Med. Vet. Especializada Darla Whaianny Fernandes de Lima.
_____________________________________________________
Médica Oftalmologista Michelle Gomes Barros - Autônoma
AGRADECIMENTOS
Deus na sua mais generosa misericórdia, que me confortou nos momentos mais difíceis dessa jornada, mesmo sob o obscurantismo e as dúvidas que por vezes insistia em pairar sobre mim, ele em sua mais divina bondade e luz, sempre me guiou e mostrou o caminho e quando por vezes eu não suportava mais a jornada, sempre era me lembrado o conforto da vida e o amanhecer do dia seguinte e de um novo começo. Momentos de dúvidas e incertezas ficaram para traz, hoje tenho sede por conquistas e desafios sempre ao olhar atento e guiado pelo do pai divino.

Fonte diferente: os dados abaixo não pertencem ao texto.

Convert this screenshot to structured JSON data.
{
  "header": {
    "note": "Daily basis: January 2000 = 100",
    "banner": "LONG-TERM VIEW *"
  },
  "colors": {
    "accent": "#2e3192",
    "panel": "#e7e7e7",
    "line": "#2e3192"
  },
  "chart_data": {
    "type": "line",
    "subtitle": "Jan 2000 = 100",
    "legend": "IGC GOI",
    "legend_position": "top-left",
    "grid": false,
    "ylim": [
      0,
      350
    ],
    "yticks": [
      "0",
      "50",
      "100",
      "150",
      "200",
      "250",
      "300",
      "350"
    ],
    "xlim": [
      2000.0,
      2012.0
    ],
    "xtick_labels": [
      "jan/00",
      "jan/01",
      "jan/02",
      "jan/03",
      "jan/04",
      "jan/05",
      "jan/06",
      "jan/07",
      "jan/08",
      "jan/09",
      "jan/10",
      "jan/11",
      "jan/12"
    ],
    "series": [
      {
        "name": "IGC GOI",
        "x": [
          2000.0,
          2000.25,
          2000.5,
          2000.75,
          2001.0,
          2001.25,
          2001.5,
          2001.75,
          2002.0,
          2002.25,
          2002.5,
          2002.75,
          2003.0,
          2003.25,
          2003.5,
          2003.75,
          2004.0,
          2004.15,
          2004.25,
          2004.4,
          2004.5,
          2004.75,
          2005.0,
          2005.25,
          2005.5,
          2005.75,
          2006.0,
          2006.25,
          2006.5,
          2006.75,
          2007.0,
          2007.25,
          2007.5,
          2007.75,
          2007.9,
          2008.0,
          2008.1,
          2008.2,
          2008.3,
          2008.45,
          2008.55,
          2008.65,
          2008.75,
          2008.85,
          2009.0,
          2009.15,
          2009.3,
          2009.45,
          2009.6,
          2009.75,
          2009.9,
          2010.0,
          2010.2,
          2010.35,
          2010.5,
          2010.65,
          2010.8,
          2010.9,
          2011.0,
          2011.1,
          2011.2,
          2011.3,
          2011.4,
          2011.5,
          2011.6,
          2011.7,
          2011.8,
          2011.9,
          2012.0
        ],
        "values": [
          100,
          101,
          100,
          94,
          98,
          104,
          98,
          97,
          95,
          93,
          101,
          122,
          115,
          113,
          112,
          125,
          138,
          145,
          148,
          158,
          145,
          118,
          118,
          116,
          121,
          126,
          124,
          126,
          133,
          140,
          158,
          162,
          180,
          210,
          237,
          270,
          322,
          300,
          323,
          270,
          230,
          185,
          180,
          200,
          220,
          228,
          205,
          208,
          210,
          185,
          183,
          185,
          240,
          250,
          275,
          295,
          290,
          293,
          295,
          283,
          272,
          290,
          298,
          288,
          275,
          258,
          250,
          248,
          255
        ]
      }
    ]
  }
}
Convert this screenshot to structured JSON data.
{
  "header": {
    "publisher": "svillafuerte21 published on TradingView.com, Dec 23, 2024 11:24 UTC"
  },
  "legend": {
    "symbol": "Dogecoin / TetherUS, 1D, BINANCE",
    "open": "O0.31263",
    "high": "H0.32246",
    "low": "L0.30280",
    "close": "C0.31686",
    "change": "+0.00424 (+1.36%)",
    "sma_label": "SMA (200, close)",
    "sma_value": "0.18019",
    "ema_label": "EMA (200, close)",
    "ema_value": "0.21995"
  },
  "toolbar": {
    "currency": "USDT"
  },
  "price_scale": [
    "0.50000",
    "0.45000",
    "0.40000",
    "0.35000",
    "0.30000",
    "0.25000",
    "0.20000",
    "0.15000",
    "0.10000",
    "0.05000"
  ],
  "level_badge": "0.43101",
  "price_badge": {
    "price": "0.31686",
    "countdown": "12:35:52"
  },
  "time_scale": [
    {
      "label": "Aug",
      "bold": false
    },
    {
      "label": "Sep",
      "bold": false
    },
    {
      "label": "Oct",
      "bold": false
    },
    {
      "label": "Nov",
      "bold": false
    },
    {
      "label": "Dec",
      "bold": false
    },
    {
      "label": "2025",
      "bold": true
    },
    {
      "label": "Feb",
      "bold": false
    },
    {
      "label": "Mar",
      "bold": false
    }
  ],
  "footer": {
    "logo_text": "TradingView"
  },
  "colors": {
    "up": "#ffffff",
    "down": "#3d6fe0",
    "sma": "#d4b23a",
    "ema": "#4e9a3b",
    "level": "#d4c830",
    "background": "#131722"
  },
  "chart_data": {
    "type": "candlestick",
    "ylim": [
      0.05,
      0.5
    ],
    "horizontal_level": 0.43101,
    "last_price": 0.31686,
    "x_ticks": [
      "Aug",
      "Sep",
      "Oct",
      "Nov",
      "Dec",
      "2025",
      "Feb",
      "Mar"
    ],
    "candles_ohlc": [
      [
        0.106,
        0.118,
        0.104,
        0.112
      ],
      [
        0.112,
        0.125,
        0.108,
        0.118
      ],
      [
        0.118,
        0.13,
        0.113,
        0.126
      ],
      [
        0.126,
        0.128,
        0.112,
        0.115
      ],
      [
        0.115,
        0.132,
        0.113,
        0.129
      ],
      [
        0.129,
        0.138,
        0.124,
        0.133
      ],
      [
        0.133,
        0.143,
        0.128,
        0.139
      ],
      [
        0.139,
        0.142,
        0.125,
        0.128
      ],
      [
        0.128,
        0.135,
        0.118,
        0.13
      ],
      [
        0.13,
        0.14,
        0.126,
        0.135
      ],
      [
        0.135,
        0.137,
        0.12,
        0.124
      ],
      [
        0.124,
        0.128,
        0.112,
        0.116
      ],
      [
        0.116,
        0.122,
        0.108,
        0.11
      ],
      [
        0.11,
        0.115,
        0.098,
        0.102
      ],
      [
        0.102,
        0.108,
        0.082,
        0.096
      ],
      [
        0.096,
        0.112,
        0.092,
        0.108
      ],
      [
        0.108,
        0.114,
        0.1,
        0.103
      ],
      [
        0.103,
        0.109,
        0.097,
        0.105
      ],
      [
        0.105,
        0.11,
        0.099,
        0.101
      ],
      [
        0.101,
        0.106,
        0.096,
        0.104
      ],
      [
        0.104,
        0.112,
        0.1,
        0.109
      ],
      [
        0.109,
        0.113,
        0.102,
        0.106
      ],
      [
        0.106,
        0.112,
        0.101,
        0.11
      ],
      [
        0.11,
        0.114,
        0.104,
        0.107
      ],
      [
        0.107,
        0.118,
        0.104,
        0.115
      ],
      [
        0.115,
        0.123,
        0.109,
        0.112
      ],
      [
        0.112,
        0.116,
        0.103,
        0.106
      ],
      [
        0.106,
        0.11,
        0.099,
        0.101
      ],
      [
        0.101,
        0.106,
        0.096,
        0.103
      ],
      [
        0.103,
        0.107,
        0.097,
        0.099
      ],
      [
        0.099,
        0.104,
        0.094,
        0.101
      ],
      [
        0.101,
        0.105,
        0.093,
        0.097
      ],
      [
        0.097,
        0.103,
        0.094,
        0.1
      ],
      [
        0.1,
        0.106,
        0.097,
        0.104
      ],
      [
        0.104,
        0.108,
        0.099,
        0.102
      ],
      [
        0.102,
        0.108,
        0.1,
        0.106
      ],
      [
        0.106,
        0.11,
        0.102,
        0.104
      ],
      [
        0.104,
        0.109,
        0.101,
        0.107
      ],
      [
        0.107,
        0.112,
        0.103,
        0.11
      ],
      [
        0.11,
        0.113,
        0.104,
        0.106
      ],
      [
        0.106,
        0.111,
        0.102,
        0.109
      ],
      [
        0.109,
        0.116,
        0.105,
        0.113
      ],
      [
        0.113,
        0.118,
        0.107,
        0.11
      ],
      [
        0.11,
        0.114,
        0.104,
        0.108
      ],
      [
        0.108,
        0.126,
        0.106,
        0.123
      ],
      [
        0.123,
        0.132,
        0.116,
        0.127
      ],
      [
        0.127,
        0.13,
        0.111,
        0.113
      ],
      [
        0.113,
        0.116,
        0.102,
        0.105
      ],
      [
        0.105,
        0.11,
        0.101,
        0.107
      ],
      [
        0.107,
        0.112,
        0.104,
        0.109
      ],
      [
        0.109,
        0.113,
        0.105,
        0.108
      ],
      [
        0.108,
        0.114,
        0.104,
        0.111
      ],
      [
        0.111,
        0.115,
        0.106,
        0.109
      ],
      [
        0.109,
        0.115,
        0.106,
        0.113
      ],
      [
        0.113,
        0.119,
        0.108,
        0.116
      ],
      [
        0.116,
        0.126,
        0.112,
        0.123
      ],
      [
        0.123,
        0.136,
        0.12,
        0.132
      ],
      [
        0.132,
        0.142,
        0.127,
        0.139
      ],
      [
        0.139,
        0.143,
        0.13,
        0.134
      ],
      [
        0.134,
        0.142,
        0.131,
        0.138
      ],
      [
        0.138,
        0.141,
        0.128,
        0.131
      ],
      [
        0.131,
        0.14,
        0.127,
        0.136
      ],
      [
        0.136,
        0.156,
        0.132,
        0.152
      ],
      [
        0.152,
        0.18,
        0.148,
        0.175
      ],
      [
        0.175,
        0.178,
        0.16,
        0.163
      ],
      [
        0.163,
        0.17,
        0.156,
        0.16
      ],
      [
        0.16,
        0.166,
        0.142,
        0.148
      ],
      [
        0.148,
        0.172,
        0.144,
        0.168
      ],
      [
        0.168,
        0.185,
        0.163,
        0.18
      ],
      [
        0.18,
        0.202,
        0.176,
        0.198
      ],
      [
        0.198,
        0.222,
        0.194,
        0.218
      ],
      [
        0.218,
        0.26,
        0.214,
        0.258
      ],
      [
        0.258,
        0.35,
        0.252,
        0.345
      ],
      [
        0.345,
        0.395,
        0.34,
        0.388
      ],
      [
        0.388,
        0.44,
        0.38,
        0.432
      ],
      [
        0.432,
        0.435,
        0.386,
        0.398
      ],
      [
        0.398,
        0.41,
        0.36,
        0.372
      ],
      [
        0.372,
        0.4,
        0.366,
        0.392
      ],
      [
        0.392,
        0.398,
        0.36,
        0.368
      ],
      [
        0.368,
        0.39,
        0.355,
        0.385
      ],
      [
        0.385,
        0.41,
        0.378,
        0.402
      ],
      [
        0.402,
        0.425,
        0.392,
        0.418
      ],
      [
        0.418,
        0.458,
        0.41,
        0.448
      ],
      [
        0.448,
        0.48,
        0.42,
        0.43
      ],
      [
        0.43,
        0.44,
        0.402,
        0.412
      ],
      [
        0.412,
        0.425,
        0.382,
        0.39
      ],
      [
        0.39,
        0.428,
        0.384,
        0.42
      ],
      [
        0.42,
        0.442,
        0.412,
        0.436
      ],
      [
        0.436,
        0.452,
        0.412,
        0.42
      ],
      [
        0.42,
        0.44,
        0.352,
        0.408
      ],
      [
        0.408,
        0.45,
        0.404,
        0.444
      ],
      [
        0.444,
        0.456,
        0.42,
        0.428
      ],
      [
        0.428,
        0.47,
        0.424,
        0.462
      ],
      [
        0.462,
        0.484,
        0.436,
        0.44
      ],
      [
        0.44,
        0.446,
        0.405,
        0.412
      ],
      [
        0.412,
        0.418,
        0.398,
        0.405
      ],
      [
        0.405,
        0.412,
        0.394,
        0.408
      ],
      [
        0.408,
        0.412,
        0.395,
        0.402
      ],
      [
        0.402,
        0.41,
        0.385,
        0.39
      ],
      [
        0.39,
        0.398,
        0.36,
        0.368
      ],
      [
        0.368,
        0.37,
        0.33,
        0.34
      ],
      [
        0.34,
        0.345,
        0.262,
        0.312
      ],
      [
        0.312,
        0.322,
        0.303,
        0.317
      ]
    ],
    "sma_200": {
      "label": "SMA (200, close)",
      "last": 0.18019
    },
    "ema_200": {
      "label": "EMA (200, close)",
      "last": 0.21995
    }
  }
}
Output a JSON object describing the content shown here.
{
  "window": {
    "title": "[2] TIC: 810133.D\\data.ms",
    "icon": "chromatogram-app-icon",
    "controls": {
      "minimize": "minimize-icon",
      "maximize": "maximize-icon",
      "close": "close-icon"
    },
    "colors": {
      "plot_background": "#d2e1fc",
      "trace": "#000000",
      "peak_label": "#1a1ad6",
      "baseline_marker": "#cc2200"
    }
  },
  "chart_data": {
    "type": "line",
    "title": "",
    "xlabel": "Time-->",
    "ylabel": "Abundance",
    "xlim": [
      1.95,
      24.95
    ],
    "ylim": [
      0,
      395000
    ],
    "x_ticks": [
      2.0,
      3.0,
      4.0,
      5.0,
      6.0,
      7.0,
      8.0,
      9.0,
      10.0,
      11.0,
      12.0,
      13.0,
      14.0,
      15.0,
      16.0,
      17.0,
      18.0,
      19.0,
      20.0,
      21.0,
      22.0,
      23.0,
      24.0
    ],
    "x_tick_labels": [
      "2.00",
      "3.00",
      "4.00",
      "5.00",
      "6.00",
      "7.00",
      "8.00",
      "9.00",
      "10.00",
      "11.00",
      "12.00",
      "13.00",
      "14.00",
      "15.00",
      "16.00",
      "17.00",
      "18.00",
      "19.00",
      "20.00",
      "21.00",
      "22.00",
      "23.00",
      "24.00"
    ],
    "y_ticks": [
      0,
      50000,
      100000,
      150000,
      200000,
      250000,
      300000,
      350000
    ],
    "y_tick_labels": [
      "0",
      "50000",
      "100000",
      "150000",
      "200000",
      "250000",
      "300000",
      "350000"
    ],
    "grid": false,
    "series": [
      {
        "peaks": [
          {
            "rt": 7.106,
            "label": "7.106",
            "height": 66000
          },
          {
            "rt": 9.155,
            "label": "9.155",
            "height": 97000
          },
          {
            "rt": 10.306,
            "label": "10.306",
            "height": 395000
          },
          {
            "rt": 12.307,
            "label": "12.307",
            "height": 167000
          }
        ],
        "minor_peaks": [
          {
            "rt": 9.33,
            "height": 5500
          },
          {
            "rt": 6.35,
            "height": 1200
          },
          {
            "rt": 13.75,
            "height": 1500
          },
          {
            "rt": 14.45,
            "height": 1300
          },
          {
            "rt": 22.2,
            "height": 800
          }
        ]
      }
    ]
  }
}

A minha família! Agradeço eternamente aos meus pais JUVENAL DOMINGUES e SUELI APARECIDA BUENO DOMINGUES, porque se pude chegar mais longe é porque vocês acreditaram em mim para que tudo isso acontecesse, esta vida não será suficiente para agradecer ao que vocês me proporcionaram. Agradeço também ao meu irmão FÁBIO ROGÉRIO DOMINGUES que mesmo acompanhando distantemente sempre estive presente em seus pensamentos, também agradeço a ROSA MARIA MORAES DOS SANTOS que se preocupou e deu forças para a minha vinda a UNIVERSIDADE a todos vocês meu eterno agradecimento.
Aos meus amigos, que foram pouquíssimos e que me ajudaram a chegar até aqui só tenho a agradecer por esta conquista, não citarei nenhum nome, mas os poucos que me ajudaram sabem o quanto difícil foi para mim, portanto, nada mais justo de que vocês façam parte da minha glória em meio a tantas batalhas e desafios. Gratidão a todos.
Aos que de forma direta ou indiretamente puderam tornar este sonho realidade.
Professores! Ah professores... Ser professor é levar luz onde há escuridão, levar conhecimento onde existem dúvidas e sabedoria onde há ignorância, se a minha vida se fosse uma escada, cada degrau seria composto pelos braços dos professores que estiveram presentes na minha vida, trazendo conhecimento e sabedoria. A todos vocês meu eterno agradecimento principalmente aqueles lá do início da minha alfabetização pré-escola que por vezes pegavam em minhas mãos pra ensinar a escrita nos cadernos ou numa folha qualquer. Obrigado.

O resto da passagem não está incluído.